Embora o animal não desse leite nem mama, mexia, e de que maneira, com o País,
além de garantir chorudos prémios aos três primeiros candidatos à vitória
final: um apartamento, um automóvel “e uma casa pré-fabricada”. - A
estreia do programa, a 30 de maio de 1977, ficou assinalada por momentos
inesquecíveis protagonizados pelo jornalista e escritor Fernando Assis Pacheco,
então chefe de redação do Diário
de Lisboa, guindado a vedeta nacional nos meses seguintes pela
inteligência do seu humor e talento. Segundo ele, o concurso trazia à realidade
portuguesa da época, além de outras qualidades, “descompressão política”. Mas
esse não seria propriamente o resultado alcançado, tendo o próprio Assis
Pacheco abandonado o programa, em julho, depois de algumas das suas opiniões
gerarem controvérsia. “As pessoas estão muito sensíveis às coisas políticas”,
justificava Raul Solnado, em defesa do jornalista. “Acho que fez muito bem,
estavam a acusá-lo de tanta coisa…” - As
decisões, comentários e achegas dos elementos do júri do concurso, constituído
por Maria João Seixas, Luís Sttau Monteiro, Paulo Renato, Maria Leonor e Raul
Calado, tomaram conta do quotidiano nacional, sendo escrutinadas e debatidas ao
pormenor. A vaquinha foi tema de café, polémica de jornal e pretexto para
agitar ainda mais o acalorado debate político, não refeito das fogueiras do
PREC, muitas delas ainda acesas. “Senhor deputado, nós não estamos na
Cornélia”, chegou a escutar-se, em pleno Parlamento. De acordo com relatos do
vespertino A Capital, a RTP tornou-se então, a pretexto do concurso, alvo
predileto de “grupos de pressão, setores esquecidos, entidades não consultadas,
gente que se julga sem voz, sindicatos, partidos políticos despeitados”, sem
esquecer o próprio Presidente da República, Ramalho Eanes. “Está tudo contra a
RTP…menos o público”, acrescentava o jornal. - Acusados
de afinidades políticas à esquerda, os membros do júri tiveram de vir a
terreiro, diversas vezes, defender os seus argumentos e a sua independência.
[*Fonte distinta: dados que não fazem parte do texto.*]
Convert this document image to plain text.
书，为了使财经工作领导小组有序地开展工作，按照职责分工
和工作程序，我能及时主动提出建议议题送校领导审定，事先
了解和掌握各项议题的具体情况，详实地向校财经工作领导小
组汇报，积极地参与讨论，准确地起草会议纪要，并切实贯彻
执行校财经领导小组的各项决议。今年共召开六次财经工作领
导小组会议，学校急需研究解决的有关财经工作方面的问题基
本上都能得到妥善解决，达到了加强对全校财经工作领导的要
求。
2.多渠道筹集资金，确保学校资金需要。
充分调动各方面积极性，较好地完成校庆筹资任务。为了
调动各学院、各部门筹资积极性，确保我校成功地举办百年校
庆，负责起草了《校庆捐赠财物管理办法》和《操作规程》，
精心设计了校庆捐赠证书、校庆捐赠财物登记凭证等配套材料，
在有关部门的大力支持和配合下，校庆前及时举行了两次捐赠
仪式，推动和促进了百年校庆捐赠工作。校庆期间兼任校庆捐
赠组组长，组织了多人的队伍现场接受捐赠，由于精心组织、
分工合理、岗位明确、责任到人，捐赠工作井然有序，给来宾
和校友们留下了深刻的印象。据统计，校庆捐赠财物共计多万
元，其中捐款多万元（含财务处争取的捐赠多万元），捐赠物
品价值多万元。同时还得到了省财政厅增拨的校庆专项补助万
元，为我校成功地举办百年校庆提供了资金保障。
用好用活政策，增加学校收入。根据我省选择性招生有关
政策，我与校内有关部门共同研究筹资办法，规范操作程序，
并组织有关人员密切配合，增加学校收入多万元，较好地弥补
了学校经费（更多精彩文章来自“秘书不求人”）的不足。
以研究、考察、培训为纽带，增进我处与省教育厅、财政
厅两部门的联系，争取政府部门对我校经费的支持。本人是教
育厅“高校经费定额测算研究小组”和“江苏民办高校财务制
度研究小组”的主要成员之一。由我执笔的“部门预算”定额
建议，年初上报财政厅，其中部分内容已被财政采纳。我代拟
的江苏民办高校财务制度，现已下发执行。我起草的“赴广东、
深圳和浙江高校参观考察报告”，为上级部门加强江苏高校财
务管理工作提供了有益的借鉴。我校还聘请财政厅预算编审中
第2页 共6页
Mas Maria João Seixas, então marcada pela ligação a alguns artífices da
Revolução e ex-integrante dos corpos diretivos da Associação de Amizade
Portugal-URSS não se livrou de um susto maior. - Jantava
ela tranquilamente no Porto, no famoso restaurante Bule, da Foz, em setembro de
1977, quando, segundo o Expresso,
foi ameaçada e insultada por várias personalidades da cidade, então conotadas
com os setores radicais de direita. “Comunista” “Gaga gonçalvista”, “não te
queremos cá”, “Vai para a Cornélia”, foram alguns dos “mimos” a ela dirigidos
por um grupo de 15 figuras onde se destacavam Rui Moreira (antigo empresário da
Molaflex e pai do atual presidente da Câmara Municipal do Porto), Fernando Guedes
(histórico líder da Sogrape), J. Marques (industrial têxtil) e Cristiano Van
Zeller (empresário ligado ao setor vinícola). A jurada do concurso foi barrada,
à saída: “Com que então os comunas já vêm aos nossos restaurantes?”, desafiou
um dos elementos, impedindo a sua passagem. - Entre
os convivas da jurada do concurso estava, de acordo com os jornais, Manuel
Avides Moreira que, apesar das distâncias ideológicas em relação à jurada do
concurso, ficou incomodado com a atitude daquelas figuras da sociedade portuense
suas conhecidas, “verberando a deselegância e até o caráter ofensivo do
comportamento do grupo”. O Jornal também
não deixou de assinalar a atitude da “versão portuga dos coronéis” brasileiros,
mas Maria João Seixas, essa, desvalorizou: “Tenho do Porto e da gente da Foz a
melhor impressão. Nas ruas do Porto, nos mercados, as pessoas que me
reconheceram foram sempre extraordinárias”, referiu, concluindo: “Não confundo
aquele grupo com a população da cidade”. - A
vaca, essa, ficou na memória de gerações. Os “coronéis” nem tanto.